Implementation in Python

  • Python’s subprocess module can create pipes between processes using the Popen class and redirect these standard streams.

  • You can create a pipe by setting the stdout of one process to subprocess.PIPE, and then use this output as the stdin of another process.

Example:

from subprocess import Popen, PIPE

# Create the first process
p1 = Popen(["ls", "-l"], stdout=PIPE)

# Use the output of p1 as input for p2
p2 = Popen(["grep", "txt"], stdin=p1.stdout, stdout=PIPE)

# Close the output of p1 to signal that we're done with it
p1.stdout.close()

# Get the output from p2
stdout, stderr = p.communicate()
print(stdout.decode())

# Access the return code
return_code = p2.returncode
print("Return code:", return_code)

This example lists all files, then filters to show only those containing 'txt'.

shell=True Argument

What is shell=True?

When you set shell=True in subprocess.run() or Popen(), it means that the command you pass is executed through the shell (like bash on Linux or cmd on Windows). This allows you to leverage shell-specific features such as wildcard expansion, variable substitution, command chaining, and more.

For example:

subprocess.run("echo $HOME", shell=True)

This command prints the home directory using shell's variable substitution feature.

Why Use shell=True?

  • Convenience: It can be more convenient for complex shell commands.
  • Shell Features: It allows the use of shell features like pipe |, logical operators && and ||, wildcards *, etc.
  • Command String: It enables executing the command as a single string, which can sometimes be simpler to construct.

Risks and Why to Avoid

Security Vulnerability: The most significant risk of using shell=True is the potential for shell injection attacks. If you construct a shell command by concatenating strings, and one of those strings is untrusted input (like user input), you might inadvertently create a security hole. For example, if you concatenate a user-provided filename into a shell command, a malicious user could provide a filename that includes shell commands, leading to arbitrary command execution.

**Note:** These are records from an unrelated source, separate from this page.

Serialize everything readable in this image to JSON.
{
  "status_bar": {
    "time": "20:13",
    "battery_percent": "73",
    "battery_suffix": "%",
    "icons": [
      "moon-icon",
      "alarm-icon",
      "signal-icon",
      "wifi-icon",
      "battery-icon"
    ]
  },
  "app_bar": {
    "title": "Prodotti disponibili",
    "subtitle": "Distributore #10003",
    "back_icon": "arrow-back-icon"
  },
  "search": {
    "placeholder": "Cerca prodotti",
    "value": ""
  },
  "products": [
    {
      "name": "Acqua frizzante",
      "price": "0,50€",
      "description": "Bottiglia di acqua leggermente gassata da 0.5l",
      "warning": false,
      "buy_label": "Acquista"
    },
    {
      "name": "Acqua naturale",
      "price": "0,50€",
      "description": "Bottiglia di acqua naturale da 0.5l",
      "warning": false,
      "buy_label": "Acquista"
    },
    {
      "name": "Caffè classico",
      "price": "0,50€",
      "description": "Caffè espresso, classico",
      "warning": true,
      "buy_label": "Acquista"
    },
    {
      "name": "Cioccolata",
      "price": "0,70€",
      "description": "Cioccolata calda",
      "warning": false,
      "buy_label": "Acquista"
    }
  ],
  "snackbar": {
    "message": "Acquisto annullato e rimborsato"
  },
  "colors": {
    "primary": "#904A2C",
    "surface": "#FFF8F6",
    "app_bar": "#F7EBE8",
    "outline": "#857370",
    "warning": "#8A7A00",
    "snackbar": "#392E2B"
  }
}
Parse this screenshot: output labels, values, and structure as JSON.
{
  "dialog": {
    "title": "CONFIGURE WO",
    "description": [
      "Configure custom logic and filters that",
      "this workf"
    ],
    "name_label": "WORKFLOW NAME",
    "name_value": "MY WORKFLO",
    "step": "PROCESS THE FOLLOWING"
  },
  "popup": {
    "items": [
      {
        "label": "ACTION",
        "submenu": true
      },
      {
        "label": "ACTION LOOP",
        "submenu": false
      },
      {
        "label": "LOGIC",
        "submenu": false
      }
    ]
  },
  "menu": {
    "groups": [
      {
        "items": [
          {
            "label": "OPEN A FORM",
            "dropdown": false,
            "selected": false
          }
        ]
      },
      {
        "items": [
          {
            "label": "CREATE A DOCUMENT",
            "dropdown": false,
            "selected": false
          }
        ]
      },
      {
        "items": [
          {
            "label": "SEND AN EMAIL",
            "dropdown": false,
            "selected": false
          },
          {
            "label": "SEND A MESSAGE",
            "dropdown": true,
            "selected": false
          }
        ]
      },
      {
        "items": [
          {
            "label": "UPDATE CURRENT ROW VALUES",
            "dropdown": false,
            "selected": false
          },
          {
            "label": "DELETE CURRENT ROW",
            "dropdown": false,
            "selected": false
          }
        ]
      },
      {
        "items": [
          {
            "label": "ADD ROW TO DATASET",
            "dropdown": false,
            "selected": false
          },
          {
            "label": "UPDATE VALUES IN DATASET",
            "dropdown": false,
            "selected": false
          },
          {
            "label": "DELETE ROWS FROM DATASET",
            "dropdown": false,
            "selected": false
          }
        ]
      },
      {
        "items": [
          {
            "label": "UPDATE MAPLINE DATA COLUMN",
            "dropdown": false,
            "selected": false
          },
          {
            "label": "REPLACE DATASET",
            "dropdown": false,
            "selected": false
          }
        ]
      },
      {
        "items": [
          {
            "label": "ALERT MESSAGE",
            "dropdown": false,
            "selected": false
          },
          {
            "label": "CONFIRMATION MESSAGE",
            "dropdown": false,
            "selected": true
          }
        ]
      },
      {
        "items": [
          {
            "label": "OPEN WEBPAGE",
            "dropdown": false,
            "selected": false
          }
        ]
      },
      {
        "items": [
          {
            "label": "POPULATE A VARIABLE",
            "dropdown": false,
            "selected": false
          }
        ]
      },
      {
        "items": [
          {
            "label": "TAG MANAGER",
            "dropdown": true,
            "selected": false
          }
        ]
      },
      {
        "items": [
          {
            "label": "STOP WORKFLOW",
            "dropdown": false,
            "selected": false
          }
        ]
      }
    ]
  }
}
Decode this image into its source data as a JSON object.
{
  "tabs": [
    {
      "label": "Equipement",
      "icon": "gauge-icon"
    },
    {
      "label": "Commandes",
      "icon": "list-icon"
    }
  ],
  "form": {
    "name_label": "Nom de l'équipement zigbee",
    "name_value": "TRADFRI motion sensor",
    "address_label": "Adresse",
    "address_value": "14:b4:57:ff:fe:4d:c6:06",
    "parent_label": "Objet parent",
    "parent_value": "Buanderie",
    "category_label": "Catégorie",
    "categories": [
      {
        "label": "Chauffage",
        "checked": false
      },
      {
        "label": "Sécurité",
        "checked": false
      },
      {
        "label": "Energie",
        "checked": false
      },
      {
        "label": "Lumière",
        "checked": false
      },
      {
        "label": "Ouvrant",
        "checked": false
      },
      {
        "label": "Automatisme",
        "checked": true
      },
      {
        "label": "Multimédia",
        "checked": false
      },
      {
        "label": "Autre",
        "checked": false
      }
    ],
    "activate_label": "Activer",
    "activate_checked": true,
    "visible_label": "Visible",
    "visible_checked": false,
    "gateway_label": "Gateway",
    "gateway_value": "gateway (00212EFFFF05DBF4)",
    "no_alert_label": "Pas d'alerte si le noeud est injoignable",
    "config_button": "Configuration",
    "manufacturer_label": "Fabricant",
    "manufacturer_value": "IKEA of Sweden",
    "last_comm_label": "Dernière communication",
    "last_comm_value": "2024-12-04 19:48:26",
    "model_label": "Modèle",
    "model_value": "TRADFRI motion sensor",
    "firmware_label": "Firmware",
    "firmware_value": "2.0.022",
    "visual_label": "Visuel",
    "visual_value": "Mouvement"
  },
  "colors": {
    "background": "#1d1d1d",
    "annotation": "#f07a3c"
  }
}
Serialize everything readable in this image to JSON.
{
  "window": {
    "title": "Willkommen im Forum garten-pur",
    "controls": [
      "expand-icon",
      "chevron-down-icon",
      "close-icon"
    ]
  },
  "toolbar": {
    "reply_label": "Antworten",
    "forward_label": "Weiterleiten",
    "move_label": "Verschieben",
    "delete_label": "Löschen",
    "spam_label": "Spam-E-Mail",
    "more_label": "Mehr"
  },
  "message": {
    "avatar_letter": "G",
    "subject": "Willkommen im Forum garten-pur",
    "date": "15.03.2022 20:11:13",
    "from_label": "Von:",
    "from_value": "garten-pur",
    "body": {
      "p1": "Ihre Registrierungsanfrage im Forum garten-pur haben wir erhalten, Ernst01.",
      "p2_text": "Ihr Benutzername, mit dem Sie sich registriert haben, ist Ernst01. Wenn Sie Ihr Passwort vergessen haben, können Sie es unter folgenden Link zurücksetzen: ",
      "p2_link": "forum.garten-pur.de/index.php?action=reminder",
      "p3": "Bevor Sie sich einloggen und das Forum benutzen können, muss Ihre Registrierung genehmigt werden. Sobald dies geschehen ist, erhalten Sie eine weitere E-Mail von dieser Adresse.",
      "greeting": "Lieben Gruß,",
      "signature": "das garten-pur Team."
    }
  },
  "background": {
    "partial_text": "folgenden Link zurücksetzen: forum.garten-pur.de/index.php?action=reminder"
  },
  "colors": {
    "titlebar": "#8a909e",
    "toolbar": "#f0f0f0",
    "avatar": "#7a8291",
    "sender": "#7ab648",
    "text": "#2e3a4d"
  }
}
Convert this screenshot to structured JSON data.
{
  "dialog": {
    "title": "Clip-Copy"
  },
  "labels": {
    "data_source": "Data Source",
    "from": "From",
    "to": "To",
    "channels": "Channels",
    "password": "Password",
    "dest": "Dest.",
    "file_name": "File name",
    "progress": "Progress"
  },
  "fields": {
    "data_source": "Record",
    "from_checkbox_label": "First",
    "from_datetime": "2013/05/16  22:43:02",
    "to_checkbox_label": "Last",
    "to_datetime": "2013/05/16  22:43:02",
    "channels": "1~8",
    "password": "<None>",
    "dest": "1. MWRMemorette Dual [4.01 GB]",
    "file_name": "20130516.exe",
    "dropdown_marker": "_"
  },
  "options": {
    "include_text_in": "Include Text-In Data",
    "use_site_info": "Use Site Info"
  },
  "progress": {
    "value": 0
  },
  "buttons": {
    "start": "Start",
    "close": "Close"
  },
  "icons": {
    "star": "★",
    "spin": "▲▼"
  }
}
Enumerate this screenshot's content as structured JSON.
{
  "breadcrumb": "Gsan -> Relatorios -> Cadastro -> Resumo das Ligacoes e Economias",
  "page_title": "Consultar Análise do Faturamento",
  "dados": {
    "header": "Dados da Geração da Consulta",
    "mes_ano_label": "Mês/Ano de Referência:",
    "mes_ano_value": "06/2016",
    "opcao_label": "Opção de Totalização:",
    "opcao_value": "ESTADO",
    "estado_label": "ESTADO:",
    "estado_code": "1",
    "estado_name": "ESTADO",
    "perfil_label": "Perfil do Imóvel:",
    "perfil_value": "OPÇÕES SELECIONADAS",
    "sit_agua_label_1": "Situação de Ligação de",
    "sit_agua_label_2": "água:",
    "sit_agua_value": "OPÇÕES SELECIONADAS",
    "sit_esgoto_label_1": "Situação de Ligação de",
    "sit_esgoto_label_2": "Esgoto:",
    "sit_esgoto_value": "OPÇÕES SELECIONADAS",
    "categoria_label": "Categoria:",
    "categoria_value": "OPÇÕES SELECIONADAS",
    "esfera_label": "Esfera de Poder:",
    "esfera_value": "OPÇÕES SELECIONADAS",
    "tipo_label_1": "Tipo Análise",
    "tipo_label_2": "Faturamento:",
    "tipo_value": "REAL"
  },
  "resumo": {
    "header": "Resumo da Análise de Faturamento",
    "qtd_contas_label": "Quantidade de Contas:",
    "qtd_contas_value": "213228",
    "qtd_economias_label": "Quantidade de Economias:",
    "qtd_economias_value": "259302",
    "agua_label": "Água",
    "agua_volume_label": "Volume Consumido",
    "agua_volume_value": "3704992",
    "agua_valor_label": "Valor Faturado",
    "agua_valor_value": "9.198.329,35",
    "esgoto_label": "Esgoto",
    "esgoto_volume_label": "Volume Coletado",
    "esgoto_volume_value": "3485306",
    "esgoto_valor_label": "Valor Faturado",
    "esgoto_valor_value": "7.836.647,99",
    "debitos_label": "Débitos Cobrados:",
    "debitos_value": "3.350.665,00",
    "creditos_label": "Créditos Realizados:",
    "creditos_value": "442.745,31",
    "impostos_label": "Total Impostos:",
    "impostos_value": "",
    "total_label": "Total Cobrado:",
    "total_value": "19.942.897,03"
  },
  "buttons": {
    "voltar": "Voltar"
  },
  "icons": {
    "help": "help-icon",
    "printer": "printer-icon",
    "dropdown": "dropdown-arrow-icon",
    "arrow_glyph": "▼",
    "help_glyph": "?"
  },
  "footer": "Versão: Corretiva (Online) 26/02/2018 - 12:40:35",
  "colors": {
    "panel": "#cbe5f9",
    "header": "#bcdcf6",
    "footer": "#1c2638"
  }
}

Example of a Shell Injection Vulnerability

Consider a Python script that constructs a command to list files in a directory specified by the user:

import subprocess

user_input = input("Enter directory to list: ")
command = f"ls {user_input}"
subprocess.run(command, shell=True)

If the user enters a directory name, the script works as intended. However, if an attacker inputs something like ; rm -rf /, the command becomes ls ; rm -rf /. When executed, it will list the files in the current directory and then proceed to delete everything on the root filesystem (if run with sufficient privileges).

Avoid shell=True

Avoid shell=True When Possible: Use shell=False (the default) to avoid security issues related to shell injection. This is especially important when the command includes input from untrusted sources.